Les officiers n’ont pas tout de suite remarqué la présence d’un civil parmi eux. A vrai dire, ils n’ont même pas remarqué mes deux acolytes qui sont restés bouche-bée en débarquant sur la passerelle de commandement. Les instruments de navigation et de communication automatisés paraissaient doués de vie propre, nonobstant la complète dégénérescence des humains à leurs côtés. J’ai remarqué le joystick qui remplaçait le gouvernail osciller tout seul pour corriger la trajectoire dans la blancheur laiteuse cernant les baies vitrées de la passerelle. Mais aucun des officiers ne remarquait plus quoi que ce soit. Ils avaient sans doute cherché au départ à transformer le lieu en un endroit plus festif, aménageant un coin canapé, quelques matelas, mais à ce stade de déchéance toutes les surfaces planes et les tables-écrans de navigation étaient recouverts de bouteilles, cendriers, verres, cannettes, paquets de cigarettes. Le gyrophare d’alerte tournoyait en silence telle une piteuse imitation de lumière festive, au rythme des basses noires et denses qui émanaient d’une enceinte improvisée, techno syncopée, lancinante. Certains officiers dépareillés ou en slip dansaient comme des zombies, quasi inertes, un verre ou une bouteille à la main. Plusieurs femmes avaient les fesses à l’air, inconscientes, étalées sur les matelas et le canapé. L’une d’elle suçait avec application le manche d’une pelle à poussière après avoir sans doute eu l’idée de ramasser les débris de verre jonchant le sol. Une collègue sa chemise blanche d’officier entrouverte et déchirée sniffait de la coke à même la table de contrôle. Une autre léchait la cire dégoulinant d’une épaisse bougie plantée parterre, lappant à quatre pattes sans ressentir aucune douleur, ses mains en sang dans les débris de verre. Un officier au fond de la cabine se faisait chevaucher tour à tour par deux de ses collègues qui riaient hystériquement. Un autre affalé en travers du corps nu d’une Dormeuse lui enfilait dans le gosier avec minutie des pilules de MDMA ou autre, et elle commençait à être prise de convulsions. Le capitaine, du moins celui qui paraissait le plus âgé, fumait du crack adossé à une femme qui se frottait contre lui les yeux mi-clos, en string, elle le branlait lentement sans qu’il ne bande, comme pour souligner le rythme amorphe des basses.

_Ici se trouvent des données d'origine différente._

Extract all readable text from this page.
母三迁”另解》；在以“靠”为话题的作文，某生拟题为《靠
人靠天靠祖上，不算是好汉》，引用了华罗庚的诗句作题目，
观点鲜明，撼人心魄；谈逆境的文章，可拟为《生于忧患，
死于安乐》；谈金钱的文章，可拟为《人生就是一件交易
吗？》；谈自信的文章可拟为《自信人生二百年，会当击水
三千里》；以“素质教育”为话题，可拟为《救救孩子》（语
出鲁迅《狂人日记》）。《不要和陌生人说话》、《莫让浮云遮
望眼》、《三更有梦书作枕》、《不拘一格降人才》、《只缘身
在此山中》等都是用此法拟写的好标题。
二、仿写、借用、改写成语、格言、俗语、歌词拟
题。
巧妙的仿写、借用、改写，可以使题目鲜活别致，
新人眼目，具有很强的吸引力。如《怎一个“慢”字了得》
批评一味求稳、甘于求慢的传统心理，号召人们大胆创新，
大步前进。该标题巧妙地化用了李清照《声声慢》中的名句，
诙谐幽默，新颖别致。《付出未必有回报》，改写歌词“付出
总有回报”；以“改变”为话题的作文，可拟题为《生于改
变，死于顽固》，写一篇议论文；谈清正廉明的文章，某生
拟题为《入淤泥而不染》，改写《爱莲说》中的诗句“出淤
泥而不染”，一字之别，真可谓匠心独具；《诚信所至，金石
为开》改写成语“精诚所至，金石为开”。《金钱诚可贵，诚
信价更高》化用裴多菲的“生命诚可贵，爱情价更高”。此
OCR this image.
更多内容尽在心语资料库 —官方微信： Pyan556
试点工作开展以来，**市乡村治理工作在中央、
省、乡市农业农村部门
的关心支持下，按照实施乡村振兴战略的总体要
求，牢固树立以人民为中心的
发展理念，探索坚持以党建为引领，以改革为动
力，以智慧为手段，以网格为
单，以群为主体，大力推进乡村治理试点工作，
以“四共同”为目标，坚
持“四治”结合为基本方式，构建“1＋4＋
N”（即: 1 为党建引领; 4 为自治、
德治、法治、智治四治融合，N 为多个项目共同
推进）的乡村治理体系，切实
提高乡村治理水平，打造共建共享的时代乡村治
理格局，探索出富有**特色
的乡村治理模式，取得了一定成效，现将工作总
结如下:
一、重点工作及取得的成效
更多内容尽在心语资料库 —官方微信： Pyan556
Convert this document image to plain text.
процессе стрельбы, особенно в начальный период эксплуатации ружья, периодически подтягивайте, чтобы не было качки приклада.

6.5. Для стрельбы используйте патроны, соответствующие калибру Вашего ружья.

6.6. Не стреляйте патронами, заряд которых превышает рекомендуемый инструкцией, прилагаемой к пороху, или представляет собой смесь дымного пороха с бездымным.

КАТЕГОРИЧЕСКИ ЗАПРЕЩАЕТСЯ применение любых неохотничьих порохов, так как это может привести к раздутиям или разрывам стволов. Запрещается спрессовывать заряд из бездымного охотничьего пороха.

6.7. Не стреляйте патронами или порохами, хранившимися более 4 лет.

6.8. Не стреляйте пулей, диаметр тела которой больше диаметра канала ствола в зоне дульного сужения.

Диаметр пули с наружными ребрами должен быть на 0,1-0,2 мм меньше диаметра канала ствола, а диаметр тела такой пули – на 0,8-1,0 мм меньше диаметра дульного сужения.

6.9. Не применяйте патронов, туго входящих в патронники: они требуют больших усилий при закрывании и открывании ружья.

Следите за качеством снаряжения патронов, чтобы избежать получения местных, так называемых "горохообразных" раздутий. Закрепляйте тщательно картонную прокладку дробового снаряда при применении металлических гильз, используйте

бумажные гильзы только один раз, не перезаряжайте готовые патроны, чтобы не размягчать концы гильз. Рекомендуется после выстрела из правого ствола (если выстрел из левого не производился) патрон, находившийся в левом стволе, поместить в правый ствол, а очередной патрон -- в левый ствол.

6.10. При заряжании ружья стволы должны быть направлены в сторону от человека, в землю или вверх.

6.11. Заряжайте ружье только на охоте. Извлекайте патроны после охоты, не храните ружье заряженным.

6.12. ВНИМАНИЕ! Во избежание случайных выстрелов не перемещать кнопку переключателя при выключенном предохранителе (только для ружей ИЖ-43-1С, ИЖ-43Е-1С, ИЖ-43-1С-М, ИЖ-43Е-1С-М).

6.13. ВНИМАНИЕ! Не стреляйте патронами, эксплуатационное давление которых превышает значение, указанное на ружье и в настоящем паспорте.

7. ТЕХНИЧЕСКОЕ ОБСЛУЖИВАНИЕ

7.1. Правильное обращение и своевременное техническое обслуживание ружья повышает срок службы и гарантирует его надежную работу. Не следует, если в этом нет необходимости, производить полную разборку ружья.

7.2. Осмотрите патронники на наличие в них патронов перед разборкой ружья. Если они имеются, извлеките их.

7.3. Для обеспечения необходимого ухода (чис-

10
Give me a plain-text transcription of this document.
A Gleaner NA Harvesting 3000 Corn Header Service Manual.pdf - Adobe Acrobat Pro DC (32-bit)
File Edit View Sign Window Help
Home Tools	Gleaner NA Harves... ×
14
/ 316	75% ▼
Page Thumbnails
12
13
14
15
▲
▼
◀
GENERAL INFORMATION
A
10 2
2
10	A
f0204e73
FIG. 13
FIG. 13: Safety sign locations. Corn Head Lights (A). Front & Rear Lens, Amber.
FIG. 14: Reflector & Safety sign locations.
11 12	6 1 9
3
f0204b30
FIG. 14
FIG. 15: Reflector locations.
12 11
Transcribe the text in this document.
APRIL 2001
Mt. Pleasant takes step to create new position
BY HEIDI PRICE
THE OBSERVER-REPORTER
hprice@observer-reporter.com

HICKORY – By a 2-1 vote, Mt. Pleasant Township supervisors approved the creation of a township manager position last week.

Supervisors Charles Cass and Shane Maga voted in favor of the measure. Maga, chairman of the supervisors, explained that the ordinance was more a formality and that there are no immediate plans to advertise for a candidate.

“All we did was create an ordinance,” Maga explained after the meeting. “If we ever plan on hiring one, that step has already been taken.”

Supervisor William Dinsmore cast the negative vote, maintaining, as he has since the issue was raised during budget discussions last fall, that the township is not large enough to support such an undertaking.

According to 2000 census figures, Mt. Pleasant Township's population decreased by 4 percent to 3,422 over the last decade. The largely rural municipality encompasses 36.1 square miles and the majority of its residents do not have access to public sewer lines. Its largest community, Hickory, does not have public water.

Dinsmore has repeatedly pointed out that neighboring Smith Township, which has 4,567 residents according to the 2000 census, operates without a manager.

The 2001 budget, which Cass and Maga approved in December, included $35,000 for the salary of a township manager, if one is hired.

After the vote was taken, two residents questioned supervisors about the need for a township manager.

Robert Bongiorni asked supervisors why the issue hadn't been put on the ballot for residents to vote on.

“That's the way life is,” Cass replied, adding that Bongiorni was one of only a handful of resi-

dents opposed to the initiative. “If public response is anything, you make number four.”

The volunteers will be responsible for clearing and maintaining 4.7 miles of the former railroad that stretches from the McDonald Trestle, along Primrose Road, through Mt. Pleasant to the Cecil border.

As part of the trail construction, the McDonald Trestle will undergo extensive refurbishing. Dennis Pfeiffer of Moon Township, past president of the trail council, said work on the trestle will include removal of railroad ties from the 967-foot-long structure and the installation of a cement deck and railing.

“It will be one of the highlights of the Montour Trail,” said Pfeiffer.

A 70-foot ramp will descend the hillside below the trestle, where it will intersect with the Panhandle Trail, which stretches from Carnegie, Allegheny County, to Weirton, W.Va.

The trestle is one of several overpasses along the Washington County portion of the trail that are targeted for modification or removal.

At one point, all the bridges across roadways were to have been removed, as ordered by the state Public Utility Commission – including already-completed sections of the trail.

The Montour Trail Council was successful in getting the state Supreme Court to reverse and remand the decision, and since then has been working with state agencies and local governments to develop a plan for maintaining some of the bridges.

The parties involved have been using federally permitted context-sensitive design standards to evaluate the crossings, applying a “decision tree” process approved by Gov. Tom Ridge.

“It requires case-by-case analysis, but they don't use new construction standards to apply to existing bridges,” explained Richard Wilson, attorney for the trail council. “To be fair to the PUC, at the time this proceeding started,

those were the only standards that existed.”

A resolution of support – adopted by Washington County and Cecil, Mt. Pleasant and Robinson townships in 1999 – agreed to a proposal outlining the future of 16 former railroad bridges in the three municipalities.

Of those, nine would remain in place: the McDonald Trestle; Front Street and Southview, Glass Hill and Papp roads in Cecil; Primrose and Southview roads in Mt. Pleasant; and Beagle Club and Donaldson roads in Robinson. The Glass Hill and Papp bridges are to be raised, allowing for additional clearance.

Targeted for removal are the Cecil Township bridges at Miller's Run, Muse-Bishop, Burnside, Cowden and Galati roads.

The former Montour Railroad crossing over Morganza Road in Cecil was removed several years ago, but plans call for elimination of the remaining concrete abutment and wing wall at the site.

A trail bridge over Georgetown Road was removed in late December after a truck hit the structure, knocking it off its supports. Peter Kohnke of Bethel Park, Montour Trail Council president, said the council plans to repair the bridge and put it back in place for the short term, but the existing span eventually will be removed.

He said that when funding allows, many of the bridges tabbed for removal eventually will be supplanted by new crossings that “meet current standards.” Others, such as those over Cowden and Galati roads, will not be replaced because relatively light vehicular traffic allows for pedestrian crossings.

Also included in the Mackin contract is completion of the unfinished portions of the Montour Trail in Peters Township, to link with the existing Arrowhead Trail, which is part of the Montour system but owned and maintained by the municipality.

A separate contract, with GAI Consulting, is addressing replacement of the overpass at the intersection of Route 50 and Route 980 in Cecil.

Un jeune officier à la mâchoire carrée a fini par me remarquer. Se redressant, il a titubé jusqu’à moi et a figé son visage à quelques centimètres du mien pour me scruter. L’un des soldats à mes côté l’a aidé à se maintenir droit mais il s’est dégagé d’un brusque coup d’épaule qui l’a presque fait basculer à la renverse.
Les yeux injectés de sang, il puait la vodka, il crissait des dents, un reste de coke au bord de la narine. J’avais devant moi la merveilleuse vision d’une autorité au stade terminal de la déroute.
« Grembl…dormeur, fout là? », peina-t-il à articuler.
Quand il a lentement déboutonné l’étui de son revolver, je me suis dit que de monter ici avait été une mauvaise idée.